Vampires, ninjas and more pack LA for Anime Expo

DNE
DNE
6 Min Read

When it comes to embracing their inner geekiness, aficionados of Anime Expo are proud to tell you that pretty much nobody tops them.

More than 100,000 such fanatics of the distinctive Japanese animation style — most dressed as intergalactic ninja crime fighters, bug-eyed vampires, spiky-haired space cowboys, goth princesses and the like — will cram into the Los Angeles Convention Center beginning Friday.

What will follow will be four days of karaoke singing, dancing, movie watching, souvenir buying, autograph collecting and learning about the latest hot anime thing.

"We kind of call this our annual Family Geek Weekend — and we’re proud to say that," laughed Melina Dargis as she, her husband, Marc, and their two teenage daughters prepared to travel to Los Angeles from their home in Minnesota for the event.

It’s the family’s sixth consecutive year at Anime Expo, which is celebrating its 20th anniversary, and this year Marc Dargis, a nurse at a Minneapolis hospital, will be trading in his medical scrubs for a flowing, white, spikey-haired wig and other accoutrements. He plans to transform himself into Jiraiya the Toad Sage (famous for his toad-like superpowers) from the colorful TV series "Naruto."

The couple’s daughters will be Hirata and Sukara, ninja girls from the same show, which can be seen on Disney’s XD cable channel.
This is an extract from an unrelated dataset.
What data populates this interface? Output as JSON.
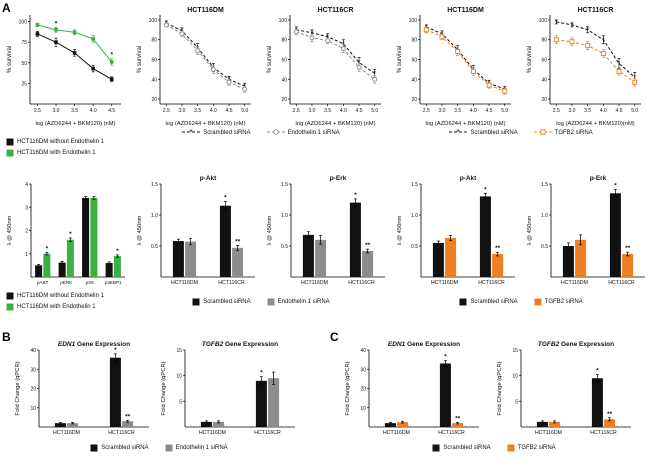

They’ll fit right in at a gathering where one of the biggest draws this year is a concert by pop star Hatsune Miku, a green-haired, saucer-eyed singer with more star power in the anime community than Lady Gaga, even though Gaga is real and Miku is not.

Miku is a hologram that performs on stage with a live band and possesses a computerized vocal range that is wider than Gaga’s. Or any human’s for that matter. This will be the US debut for Miku, who sells out stadium concerts in her native Japan.

While the better known Comic-Con, which will take place in San Diego later this summer, has morphed over the years into a more mainstream gathering of pop-culture promoters, Anime Expo has grown by catering almost exclusively to a niche audience of nerdy fans of esoteric Japanese animation and comic books.

Almost all of them are proud to arrive dressed as their favorite characters and to act out those characters’ personalities, something known in the anime world as cosplaying.

"I assume a lot of people think it’s nerdy to dress up as an anime character, but it just comes down to having a lot of fun bringing that character to life," says Lulu Brinkley of St. Louis, who is also attending the convention.

She’s bringing a different costume for each day, while her husband is coming as vampire hunter Zero Kiryu from the anime series "Vampire Knight." It will be his first time in costume.

"It just came down to a point where after I’d taken him to four or five conventions he finally said, ‘You know what? I’m going to cosplay now just so I don’t look like the only odd guy with just an anime T-shirt,’" she said.

Like many fans, Brinkley, 25, was introduced to anime and manga (comic-book art) as a child through books and television shows like "Sailor Moon" and "Dragonball Z" that had begun to be more widely distributed in the U.S. in the 1980s.

As the stories and their characters’ popularity grew through trading cards and videogames, increasing numbers of fantasy lovers found themselves drawn to Japan’s more colorful animation style and the wider range of characters that populated its films and books.

"If anybody says they don’t like anime, they haven’t found the right show. There’s everything from cutesy weird stuff to super violent to thrillers to shows with very in-depth plots," said Kari Lane, 25, of Los Angeles, who is coming to the convention as Rin Tohsaka, the sword-wielding, raven-haired sorceress in the bright red tunic, black mini-dress and tights from the anime series "Fantasy/stay night."

Indeed, conventioneers have a choice of characters that ranges from risque fallen angels Panty and Stocking (from the series "Panty & Stocking With Garterbelt") to the more innocent, all-girl, intergalactic crime-fighting force led by Sailor Moon.

For men, there’s Spike Spiegel, the flashy dressing Martian bounty hunter from "Cowboy Bebop."

Or some might prefer Rin Okumura, the angst-ridden, conflicted teenager from "Blue Exorcist." Although a son of Satan, Rin actually isn’t such a bad guy. He’s got great hair, too.